Initial reviews have started coming in, and so far they’re pretty positive. Stephen Northcutt posted a review in the SANS Technology Institute Leadership Laboratory, which made our moms proud. Emmett Dulaney, of UnixReview.com, also posted a positive review. Dave Aitel liked our book, and Halvar lent his support. Chris Rohlf gave us a positive review on his EM_386 blog, and the OpenBSD guys added us to their Books page. There are also several reviews on the Amazon page for the book, including write-ups from J. Ferguson, W. Boudville, Robert C. Seacord (author of the excellent Secure Coding in C and C++), Dave Maynor, and Marisa Mack. Marisa’s is hilarious, with choice quotes such as:
[…] You might notice that many of the reviews posted here are exceedingly informative and written by very well-respected security industry leaders. This is not one of those reviews. But I’ve found this book extremely valuable, and I’m an order of magnitude hotter than those other guys. […]
jm December 20th, 2006
We’ve added a new section to the site: The Vault. The goal is to have a web page for each chapter that collects all of the links and external references, and contains a mirror of the vulnerable source trees behind the real-world examples. We’ll also add further discussion and pointers to resources that you should find useful. It takes a bit of time to write these up, so you can probably expect them to be populated over the next two months or so. Currently, we have pages for Chapter 5 - Memory Corruption, Chapter 6 - C Language Issues, Chapter 14 - Network Protocols, and Chapter 15 - Firewalls. Enjoy!
jm December 15th, 2006
Check out this presentation by Ilja van Sprundel: Unusual Bugs.

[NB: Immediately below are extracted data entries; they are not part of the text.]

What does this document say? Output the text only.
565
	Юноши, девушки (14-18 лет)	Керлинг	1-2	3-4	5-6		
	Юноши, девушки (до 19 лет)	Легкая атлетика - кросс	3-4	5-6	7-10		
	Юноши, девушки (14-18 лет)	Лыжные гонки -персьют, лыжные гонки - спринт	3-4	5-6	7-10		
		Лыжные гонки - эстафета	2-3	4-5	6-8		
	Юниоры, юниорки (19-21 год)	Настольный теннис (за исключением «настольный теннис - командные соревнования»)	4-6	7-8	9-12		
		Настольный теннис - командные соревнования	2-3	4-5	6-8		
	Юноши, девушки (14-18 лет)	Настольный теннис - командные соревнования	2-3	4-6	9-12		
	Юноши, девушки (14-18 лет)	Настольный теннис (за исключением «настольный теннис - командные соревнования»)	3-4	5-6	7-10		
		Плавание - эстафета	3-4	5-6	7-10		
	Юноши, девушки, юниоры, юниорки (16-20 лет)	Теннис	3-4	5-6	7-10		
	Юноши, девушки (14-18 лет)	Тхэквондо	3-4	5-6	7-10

Also, check out Ilja’s blog.
mark December 9th, 2006
Hi There!
Well, the blog is officially underway so I thought I should make an introductory post since John and Justin have already made several. I am Mark Dowd, one of the co-authors of "The Art of Software Security Assessment." We decided to make this web page for supporting material that readers of the book (and other interested parties) might find useful. Here we will post errata, along with code auditing challenges and little tips that we come across in our travels. New stuff that we put on here will likely go into a second edition. Feel free to send us any questions/comments/suggestions for how we could improve this page or stuff you would like to see in the book that we didn’t cover the first time around. Enjoy!
jm December 3rd, 2006
You might have noticed that Michal Zalewski was one of the most referenced researchers in our book, since he’s basically published something cool with just about every technology we cover. Unfortunately, you also might have noticed that we refer to him throughout the book as Michael Zalewski. Crap. We’re sorry Michal.
In recompense, we’ll now refer to all badass “Michaels” in security as “Michal.” Our apologies in advance to Michal Howard.